Les dons de nourriture.

La nourriture et les repas constituent des éléments symboliquement forts dans les relations entre parents et enfants, puisque la fonction nourricière est parmi les premières dévolues aux parents [Lamour et Barraco, 1998]. Ainsi, dans de nombreux cas, même une fois qu’ils résident dans un logement indépendant, les jeunes adultes continuent de s’alimenter à partir de nourriture qui provient du foyer parental. Arguant des difficultés à cuisiner dans leur nouvel habitat (cité U, par exemple) ou des aspects fonctionnels de telles pratiques, les jeunes interrogés nous ont fréquemment fait part de cette circulation de denrées. Contrairement aux aspects financiers, exposés avec beaucoup de pudeur et de volonté de majoration des ressources obtenues par soi-même, ces transferts apparaissent dans les entretiens comme normaux et justifiés. Ils ne sont pas perçus à proprement parler comme des enjeux de l’émancipation, alors qu’ils sont caractéristiques de la relation entre parents et enfants, et que par leurs existences mêmes, ils l’incarnent.
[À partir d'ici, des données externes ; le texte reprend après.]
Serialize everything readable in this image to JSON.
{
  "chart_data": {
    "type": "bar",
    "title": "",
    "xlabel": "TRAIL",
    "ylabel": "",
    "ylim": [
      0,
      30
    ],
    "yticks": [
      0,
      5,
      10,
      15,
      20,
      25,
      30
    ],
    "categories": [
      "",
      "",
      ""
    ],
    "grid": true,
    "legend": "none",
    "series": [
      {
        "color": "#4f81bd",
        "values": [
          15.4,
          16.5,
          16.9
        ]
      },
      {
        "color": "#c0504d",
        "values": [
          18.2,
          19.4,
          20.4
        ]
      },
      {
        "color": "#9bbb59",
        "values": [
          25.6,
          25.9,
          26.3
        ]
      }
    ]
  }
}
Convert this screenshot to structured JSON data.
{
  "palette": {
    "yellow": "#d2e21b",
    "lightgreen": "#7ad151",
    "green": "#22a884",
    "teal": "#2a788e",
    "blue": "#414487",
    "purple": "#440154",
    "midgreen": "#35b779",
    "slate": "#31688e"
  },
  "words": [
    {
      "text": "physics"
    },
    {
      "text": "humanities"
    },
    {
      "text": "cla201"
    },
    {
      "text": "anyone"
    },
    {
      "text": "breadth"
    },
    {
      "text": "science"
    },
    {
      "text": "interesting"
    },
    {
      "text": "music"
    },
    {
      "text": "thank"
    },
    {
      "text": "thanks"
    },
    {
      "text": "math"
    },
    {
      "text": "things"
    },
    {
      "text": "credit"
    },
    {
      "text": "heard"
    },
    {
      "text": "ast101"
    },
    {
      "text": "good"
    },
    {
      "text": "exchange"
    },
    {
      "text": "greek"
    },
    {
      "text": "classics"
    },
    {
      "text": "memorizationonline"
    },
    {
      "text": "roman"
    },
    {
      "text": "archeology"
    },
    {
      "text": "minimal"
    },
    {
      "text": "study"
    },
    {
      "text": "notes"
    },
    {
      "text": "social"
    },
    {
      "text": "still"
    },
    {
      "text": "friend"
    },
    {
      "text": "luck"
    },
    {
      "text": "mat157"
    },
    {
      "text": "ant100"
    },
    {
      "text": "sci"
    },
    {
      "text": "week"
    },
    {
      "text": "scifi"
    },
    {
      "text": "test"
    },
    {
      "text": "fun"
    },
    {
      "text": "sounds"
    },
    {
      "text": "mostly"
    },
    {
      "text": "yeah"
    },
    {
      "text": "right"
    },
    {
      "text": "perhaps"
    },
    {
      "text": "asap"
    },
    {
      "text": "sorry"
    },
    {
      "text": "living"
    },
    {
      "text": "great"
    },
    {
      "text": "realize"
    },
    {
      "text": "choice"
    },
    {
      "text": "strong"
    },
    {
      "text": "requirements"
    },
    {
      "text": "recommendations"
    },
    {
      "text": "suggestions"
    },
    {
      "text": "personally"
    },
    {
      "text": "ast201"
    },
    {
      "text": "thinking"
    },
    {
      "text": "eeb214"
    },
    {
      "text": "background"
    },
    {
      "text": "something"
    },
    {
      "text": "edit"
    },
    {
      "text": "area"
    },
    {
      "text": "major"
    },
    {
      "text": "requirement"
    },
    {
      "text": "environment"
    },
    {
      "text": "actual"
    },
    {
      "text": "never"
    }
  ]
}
Les réponses à ces questions peuvent donc être considérées comme relativement fiables dans la mesure où elles n’apparaissent pas comme objet d’enjeu pour les jeunes adultes dans la mise en scène de leur émancipation. Il n’y a d’ailleurs pas de non réponses. Pourtant, elles constituent un indicateur intéressant de la relation entre parents et jeunes adultes.

Malgré la déconstruction quelque peu artificielle de la distinction des dons nourriciers fait par la mère d’une part, et le père d’autre part, la différence est significative entre les deux parents lorsqu’ils vivent ensemble. La mère se révèle être plus souvent à l’initiative de ces dons de nourriture que le père, ce qui cadre avec la répartition des tâches ménagères dans le couple : la confection de repas est encore largement du domaine féminin [Kaufmann, 1992].